When we embed explicit constraint checking into a design, they can occur in any of the available tiers: persistence (database), access, model, control or view. Some of these options are easier to consider than others. The view tier, for instance, merely has responsibility for presentation and should be able to cope with any data provided. The other tiers, however, do require some tradeoff analysis.

The database tier is appealing, but problems here can escalate because database triggers and checks interact in subtle ways, and cascading trigger operations can consume precious shared resources on a centralized database server.

The access tier is appealing, but often it is simply JDBC or CORBA connectivity. Enhancing this with application-specific constraints seems to be like cluttering the view tier with application-specific features. This may be appropriate, but may also limit reuse as well distribute rules into unexpected locations.

Remaining are the model and control tiers. Some contraints are essential, structural features of the model. Many however, are a matter of enforcing a range of values that involves subtle, mutable or weakly defined business semantics. In this case, the control tier is ideal, since these are part of the actor's interaction, not part of the essence of the data model.

Having allocated most constraints to control-related packages, we note that constraints reveal two kinds of problems: design problems and operational problems. We also note that software lives on a development phase of its life and a deployment phase. This gives us the following four places where constraint violations can be discovered.

Design Problem found in a Design Phase . Excellent. Just what we hoped for. Thrown exceptions are very nice here: the application crashes with a traceback dump that can be used for diagnosis. The tools for locating design problems are highly specialized. Constraints in the code that locate design problems at design time are nice to have; they are like JUnit test cases. Note that these are not part of the problem or the solution, they are part of the software development process, and should stay there. It's on the same order of utility as a debugger - fine for programmers, but not fine for end users.

Design Problem found in a Deployment Phase . The root cause is a failure in the software development process. The question is how to detect these. My preference is to avoid masking them with "clean", "user-invisible" error handling. The application is badly broken if it has design flaws. Silently ignoring these problems is bad. Crashing outright, in some contexts is bad, too. There's a fine line here. My preference is to crash, but application errors logs with full tracebacks that help diagnosis are good when they are read and acted upon by developers.

Operational Problems found in a Design Phase . Hmmm. While some would say this is just good design -- "idiot-proofing the software" -- I disagree. If operational problems are discovered during testing, it means the requirements may have been wrong in the first place. Note that we are not talking about mechanisms to prevent fraud and abuse, those are ordinary requirements. We are talking about users trying to put textual notes in an amount field, or creating domain-specific nulls.

Example of a domain-specific null is creating a goofy-looking default date (e.g., 10/29/1892) because the date is mandatory but not actually available. Using a goofy-looking amount (e.g., -9999.99) for the amount because it is mandatory in the software, but not in the business process.

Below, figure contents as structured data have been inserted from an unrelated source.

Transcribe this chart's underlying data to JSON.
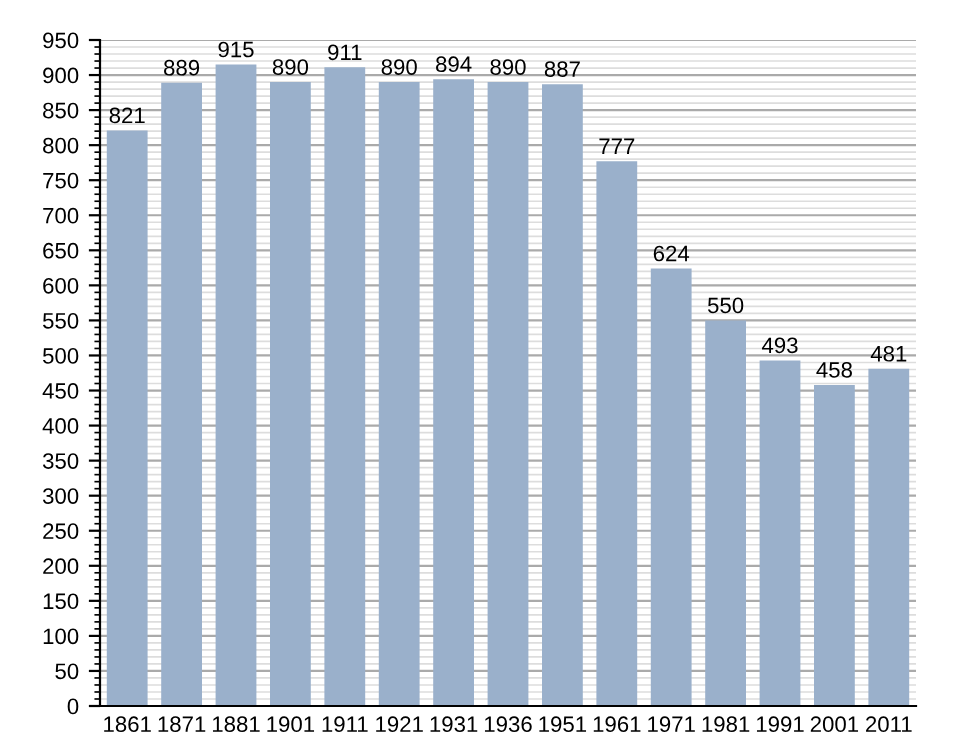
{
  "chart_data": {
    "type": "bar",
    "categories": [
      "1861",
      "1871",
      "1881",
      "1901",
      "1911",
      "1921",
      "1931",
      "1936",
      "1951",
      "1961",
      "1971",
      "1981",
      "1991",
      "2001",
      "2011"
    ],
    "values": [
      821,
      889,
      915,
      890,
      911,
      890,
      894,
      890,
      887,
      777,
      624,
      550,
      493,
      458,
      481
    ],
    "color": "#9ab0cb",
    "data_labels": true,
    "ylim": [
      0,
      950
    ],
    "yticks": [
      0,
      {
        "value": 10,
        "label": null
      },
      {
        "value": 20,
        "label": null
      },
      {
        "value": 30,
        "label": null
      },
      {
        "value": 40,
        "label": null
      },
      50,
      {
        "value": 60,
        "label": null
      },
      {
        "value": 70,
        "label": null
      },
      {
        "value": 80,
        "label": null
      },
      {
        "value": 90,
        "label": null
      },
      100,
      {
        "value": 110,
        "label": null
      },
      {
        "value": 120,
        "label": null
      },
      {
        "value": 130,
        "label": null
      },
      {
        "value": 140,
        "label": null
      },
      150,
      {
        "value": 160,
        "label": null
      },
      {
        "value": 170,
        "label": null
      },
      {
        "value": 180,
        "label": null
      },
      {
        "value": 190,
        "label": null
      },
      200,
      {
        "value": 210,
        "label": null
      },
      {
        "value": 220,
        "label": null
      },
      {
        "value": 230,
        "label": null
      },
      {
        "value": 240,
        "label": null
      },
      250,
      {
        "value": 260,
        "label": null
      },
      {
        "value": 270,
        "label": null
      },
      {
        "value": 280,
        "label": null
      },
      {
        "value": 290,
        "label": null
      },
      300,
      {
        "value": 310,
        "label": null
      },
      {
        "value": 320,
        "label": null
      },
      {
        "value": 330,
        "label": null
      },
      {
        "value": 340,
        "label": null
      },
      350,
      {
        "value": 360,
        "label": null
      },
      {
        "value": 370,
        "label": null
      },
      {
        "value": 380,
        "label": null
      },
      {
        "value": 390,
        "label": null
      },
      400,
      {
        "value": 410,
        "label": null
      },
      {
        "value": 420,
        "label": null
      },
      {
        "value": 430,
        "label": null
      },
      {
        "value": 440,
        "label": null
      },
      450,
      {
        "value": 460,
        "label": null
      },
      {
        "value": 470,
        "label": null
      },
      {
        "value": 480,
        "label": null
      },
      {
        "value": 490,
        "label": null
      },
      500,
      {
        "value": 510,
        "label": null
      },
      {
        "value": 520,
        "label": null
      },
      {
        "value": 530,
        "label": null
      },
      {
        "value": 540,
        "label": null
      },
      550,
      {
        "value": 560,
        "label": null
      },
      {
        "value": 570,
        "label": null
      },
      {
        "value": 580,
        "label": null
      },
      {
        "value": 590,
        "label": null
      },
      600,
      {
        "value": 610,
        "label": null
      },
      {
        "value": 620,
        "label": null
      },
      {
        "value": 630,
        "label": null
      },
      {
        "value": 640,
        "label": null
      },
      650,
      {
        "value": 660,
        "label": null
      },
      {
        "value": 670,
        "label": null
      },
      {
        "value": 680,
        "label": null
      },
      {
        "value": 690,
        "label": null
      },
      700,
      {
        "value": 710,
        "label": null
      },
      {
        "value": 720,
        "label": null
      },
      {
        "value": 730,
        "label": null
      },
      {
        "value": 740,
        "label": null
      },
      750,
      {
        "value": 760,
        "label": null
      },
      {
        "value": 770,
        "label": null
      },
      {
        "value": 780,
        "label": null
      },
      {
        "value": 790,
        "label": null
      },
      800,
      {
        "value": 810,
        "label": null
      },
      {
        "value": 820,
        "label": null
      },
      {
        "value": 830,
        "label": null
      },
      {
        "value": 840,
        "label": null
      },
      850,
      {
        "value": 860,
        "label": null
      },
      {
        "value": 870,
        "label": null
      },
      {
        "value": 880,
        "label": null
      },
      {
        "value": 890,
        "label": null
      },
      900,
      {
        "value": 910,
        "label": null
      },
      {
        "value": 920,
        "label": null
      },
      {
        "value": 930,
        "label": null
      },
      {
        "value": 940,
        "label": null
      },
      950
    ],
    "grid": "y"
  }
}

Operational Problems found in a Deployment Phase . There are two cases here.

  1. Operational Problems . Bad operation means that the actor was mistaken in their understanding of how to create business value: wrong goal, wrong software to meet that goal, etc. Constraints may help discover this. Typically a few key constraints will find this situation very early in the user's experience. These are clearly part of the control layer, and meaningful diagnostic messages are important to alerting the actor that their actions are inappropriate for this piece of the system, but may be more appropriate with a different piece of the system.
  2. Software Problems . Other than bad design, bad software usually means the business context has changed, and the software has not. This is ordinary evolution, and overly constrained software is an impediment, not a solution. Again, a few key constraints to locate the situation and support diagnosis is the most important step. The user's response, however, is different, because they are now asking the system to behave differently instead of using the system differently.

Note that constraints lead to (1) development, (2) maintainence cost and (3) adaptation cost. Too many constraints, and inappropriately located constraints will make adaptation costly, with the consequence of making business evolution slow and complex.

When a constraint is added to an application, there are two design considerations for the situation we are trying to prevent.

  • If we omit the constraint, what breaks? The Law? Industry practices? The company structure? The line of business? An operational process?
  • If we omit the constraint, what is the nature of the breakage? OS crash? Application crash? Missing or damaged data with legal or financial consequences? Inconvenience? Confusion?

In short, is there a reasonable return on the investment?